We know that the war of talent is on; so, it is time to educate companies (Directors, CEOs and CFOs) that they cannot underestimate the urgency to recruit high potential digital talent, irrespective of age or function. I actively attempt to do this with our Bosch leadership team as well. Fourthly, I also encourage myself as well as my team to experiment with new HR/ER initiatives. We adopt a trial and error method that finally leads to success.
Finally, I continuously work with the theme “Empower radically, empower people”. According to me, this is going to be a key mantra for HR folks in the near future.
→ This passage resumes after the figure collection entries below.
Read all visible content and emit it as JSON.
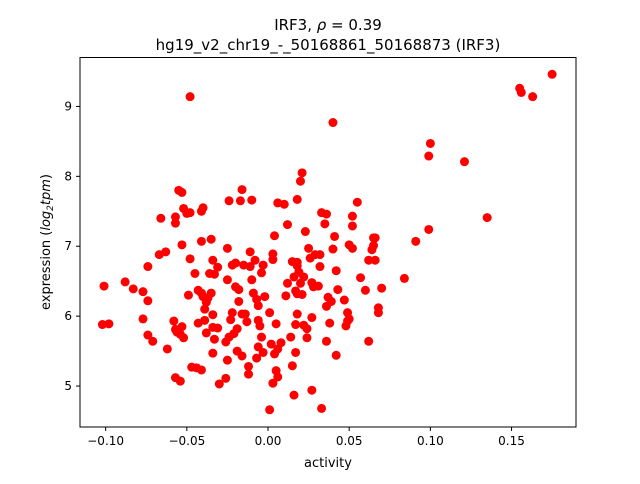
{
  "chart_data": {
    "type": "scatter",
    "title_prefix": "IRF3, ",
    "title_rho_symbol": "ρ",
    "title_rho_text": " = 0.39",
    "subtitle": "hg19_v2_chr19_-_50168861_50168873 (IRF3)",
    "xlabel": "activity",
    "ylabel_prefix": "expression (",
    "ylabel_log": "log",
    "ylabel_sub": "2",
    "ylabel_tpm": "tpm",
    "ylabel_suffix": ")",
    "xlim": [
      -0.1158,
      0.1897
    ],
    "ylim": [
      4.414,
      9.7
    ],
    "xticks": [
      -0.1,
      -0.05,
      0.0,
      0.05,
      0.1,
      0.15
    ],
    "xtick_labels": [
      "−0.10",
      "−0.05",
      "0.00",
      "0.05",
      "0.10",
      "0.15"
    ],
    "yticks": [
      5,
      6,
      7,
      8,
      9
    ],
    "ytick_labels": [
      "5",
      "6",
      "7",
      "8",
      "9"
    ],
    "grid": false,
    "marker_color": "#ff0000",
    "points": [
      [
        0.175,
        9.46
      ],
      [
        0.155,
        9.26
      ],
      [
        0.156,
        9.2
      ],
      [
        0.163,
        9.14
      ],
      [
        0.1,
        8.47
      ],
      [
        0.099,
        8.29
      ],
      [
        0.121,
        8.21
      ],
      [
        0.135,
        7.41
      ],
      [
        0.099,
        7.24
      ],
      [
        0.091,
        7.07
      ],
      [
        0.084,
        6.54
      ],
      [
        -0.048,
        9.14
      ],
      [
        0.04,
        8.77
      ],
      [
        -0.101,
        6.43
      ],
      [
        -0.102,
        5.88
      ],
      [
        -0.098,
        5.89
      ],
      [
        -0.088,
        6.49
      ],
      [
        -0.083,
        6.39
      ],
      [
        -0.077,
        6.35
      ],
      [
        -0.074,
        6.22
      ],
      [
        -0.074,
        6.71
      ],
      [
        -0.074,
        5.73
      ],
      [
        -0.071,
        5.64
      ],
      [
        -0.077,
        5.96
      ],
      [
        -0.067,
        6.88
      ],
      [
        -0.066,
        7.4
      ],
      [
        -0.063,
        6.92
      ],
      [
        -0.062,
        5.53
      ],
      [
        -0.058,
        5.93
      ],
      [
        -0.057,
        5.81
      ],
      [
        -0.056,
        5.77
      ],
      [
        -0.057,
        5.12
      ],
      [
        -0.054,
        5.07
      ],
      [
        -0.057,
        7.33
      ],
      [
        -0.057,
        7.42
      ],
      [
        -0.055,
        7.8
      ],
      [
        -0.053,
        7.77
      ],
      [
        -0.052,
        7.54
      ],
      [
        -0.05,
        7.47
      ],
      [
        -0.048,
        7.48
      ],
      [
        -0.053,
        7.02
      ],
      [
        -0.048,
        6.82
      ],
      [
        -0.049,
        6.3
      ],
      [
        -0.052,
        5.69
      ],
      [
        -0.054,
        5.74
      ],
      [
        -0.053,
        5.85
      ],
      [
        -0.047,
        5.27
      ],
      [
        -0.044,
        5.26
      ],
      [
        -0.041,
        5.23
      ],
      [
        -0.045,
        6.61
      ],
      [
        -0.043,
        6.37
      ],
      [
        -0.041,
        6.33
      ],
      [
        -0.04,
        6.28
      ],
      [
        -0.041,
        7.07
      ],
      [
        -0.04,
        7.55
      ],
      [
        -0.041,
        7.5
      ],
      [
        -0.037,
        6.26
      ],
      [
        -0.038,
        6.2
      ],
      [
        -0.039,
        6.1
      ],
      [
        -0.039,
        5.94
      ],
      [
        -0.038,
        5.76
      ],
      [
        -0.043,
        5.9
      ],
      [
        -0.036,
        6.61
      ],
      [
        -0.035,
        7.1
      ],
      [
        -0.034,
        6.8
      ],
      [
        -0.033,
        6.6
      ],
      [
        -0.031,
        6.7
      ],
      [
        -0.035,
        6.33
      ],
      [
        -0.034,
        6.02
      ],
      [
        -0.034,
        5.84
      ],
      [
        -0.031,
        5.83
      ],
      [
        -0.033,
        5.67
      ],
      [
        -0.034,
        5.47
      ],
      [
        -0.03,
        5.03
      ],
      [
        -0.026,
        5.11
      ],
      [
        -0.025,
        5.37
      ],
      [
        -0.026,
        5.63
      ],
      [
        -0.024,
        5.7
      ],
      [
        -0.023,
        5.95
      ],
      [
        -0.022,
        6.05
      ],
      [
        -0.025,
        6.52
      ],
      [
        -0.022,
        6.73
      ],
      [
        -0.025,
        6.97
      ],
      [
        -0.024,
        7.65
      ],
      [
        -0.017,
        7.65
      ],
      [
        -0.016,
        7.81
      ],
      [
        -0.01,
        7.66
      ],
      [
        -0.02,
        6.42
      ],
      [
        -0.018,
        6.38
      ],
      [
        -0.018,
        6.21
      ],
      [
        -0.016,
        6.03
      ],
      [
        -0.014,
        6.03
      ],
      [
        -0.013,
        5.92
      ],
      [
        -0.019,
        5.82
      ],
      [
        -0.021,
        5.75
      ],
      [
        -0.016,
        5.43
      ],
      [
        -0.012,
        5.28
      ],
      [
        -0.012,
        5.17
      ],
      [
        -0.019,
        5.5
      ],
      [
        -0.02,
        6.76
      ],
      [
        -0.015,
        6.73
      ],
      [
        -0.011,
        6.71
      ],
      [
        -0.011,
        6.92
      ],
      [
        -0.01,
        6.52
      ],
      [
        -0.009,
        6.33
      ],
      [
        -0.007,
        6.24
      ],
      [
        -0.006,
        6.15
      ],
      [
        -0.008,
        6.8
      ],
      [
        -0.006,
        5.94
      ],
      [
        -0.005,
        5.86
      ],
      [
        -0.004,
        5.7
      ],
      [
        -0.006,
        5.56
      ],
      [
        -0.007,
        5.4
      ],
      [
        -0.003,
        5.48
      ],
      [
        -0.002,
        6.28
      ],
      [
        -0.004,
        6.62
      ],
      [
        -0.003,
        6.73
      ],
      [
        0.001,
        4.66
      ],
      [
        0.003,
        5.04
      ],
      [
        0.005,
        5.22
      ],
      [
        0.006,
        5.13
      ],
      [
        0.004,
        5.46
      ],
      [
        0.006,
        5.53
      ],
      [
        0.002,
        5.6
      ],
      [
        0.008,
        5.62
      ],
      [
        0.001,
        6.05
      ],
      [
        0.005,
        5.89
      ],
      [
        0.003,
        6.89
      ],
      [
        0.003,
        6.81
      ],
      [
        0.004,
        7.15
      ],
      [
        0.006,
        7.62
      ],
      [
        0.01,
        7.6
      ],
      [
        0.012,
        7.31
      ],
      [
        0.011,
        6.29
      ],
      [
        0.012,
        6.47
      ],
      [
        0.014,
        5.7
      ],
      [
        0.015,
        5.29
      ],
      [
        0.017,
        5.88
      ],
      [
        0.017,
        6.36
      ],
      [
        0.016,
        6.56
      ],
      [
        0.015,
        6.78
      ],
      [
        0.018,
        6.77
      ],
      [
        0.018,
        6.72
      ],
      [
        0.019,
        6.63
      ],
      [
        0.02,
        6.47
      ],
      [
        0.018,
        6.32
      ],
      [
        0.018,
        6.03
      ],
      [
        0.017,
        5.48
      ],
      [
        0.016,
        4.87
      ],
      [
        0.018,
        7.67
      ],
      [
        0.02,
        7.93
      ],
      [
        0.021,
        8.05
      ],
      [
        0.023,
        7.21
      ],
      [
        0.021,
        6.31
      ],
      [
        0.022,
        6.56
      ],
      [
        0.022,
        5.87
      ],
      [
        0.024,
        5.82
      ],
      [
        0.024,
        5.69
      ],
      [
        0.025,
        6.97
      ],
      [
        0.026,
        6.83
      ],
      [
        0.027,
        6.48
      ],
      [
        0.028,
        6.42
      ],
      [
        0.029,
        6.88
      ],
      [
        0.027,
        5.98
      ],
      [
        0.027,
        4.94
      ],
      [
        0.031,
        6.43
      ],
      [
        0.032,
        6.71
      ],
      [
        0.032,
        6.88
      ],
      [
        0.033,
        7.48
      ],
      [
        0.033,
        4.68
      ],
      [
        0.035,
        7.32
      ],
      [
        0.036,
        7.46
      ],
      [
        0.036,
        6.14
      ],
      [
        0.037,
        6.27
      ],
      [
        0.036,
        5.64
      ],
      [
        0.038,
        5.9
      ],
      [
        0.039,
        6.21
      ],
      [
        0.04,
        6.96
      ],
      [
        0.041,
        7.14
      ],
      [
        0.042,
        6.65
      ],
      [
        0.042,
        5.44
      ],
      [
        0.043,
        6.38
      ],
      [
        0.047,
        6.23
      ],
      [
        0.048,
        5.86
      ],
      [
        0.049,
        5.93
      ],
      [
        0.05,
        5.96
      ],
      [
        0.049,
        6.05
      ],
      [
        0.05,
        7.02
      ],
      [
        0.052,
        6.97
      ],
      [
        0.052,
        7.43
      ],
      [
        0.052,
        7.29
      ],
      [
        0.055,
        7.63
      ],
      [
        0.057,
        6.55
      ],
      [
        0.06,
        6.37
      ],
      [
        0.062,
        5.64
      ],
      [
        0.062,
        6.8
      ],
      [
        0.064,
        6.95
      ],
      [
        0.065,
        7.01
      ],
      [
        0.065,
        7.12
      ],
      [
        0.066,
        7.12
      ],
      [
        0.066,
        6.8
      ],
      [
        0.068,
        6.05
      ],
      [
        0.068,
        6.12
      ],
      [
        0.07,
        6.4
      ]
    ]
  }
}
It is needless to mention that all the aforementioned attributes need to be strongly supported by a high degree of emotional intelligence, relationship building through transparency, providing/receiving honest feedback, being open to change and creating a culture of strong accountability.
I am confident that, we as ‘HR folks’, are soon going to witness a paradigm shift in our roles and responsibilities. Robots will mature from being mere technical guardians to becoming key components of adapted HR functions. HR has always transformed itself through history – from the days of ‘Personnel Manager’ to ‘HRBP’ and so on. Change can be stressful at times, but it can also be exciting. I would like to conclude by saying that now is the time for innovation and to unleash our collective creativity. There are challenging times ahead, and there has probably never been a more interesting time to work in the HR industry.
Keep reinventing yourself!
Note: Views expressed in this post are exclusively the author’s personal opinion and do not necessarily represent the company’s viewpoint.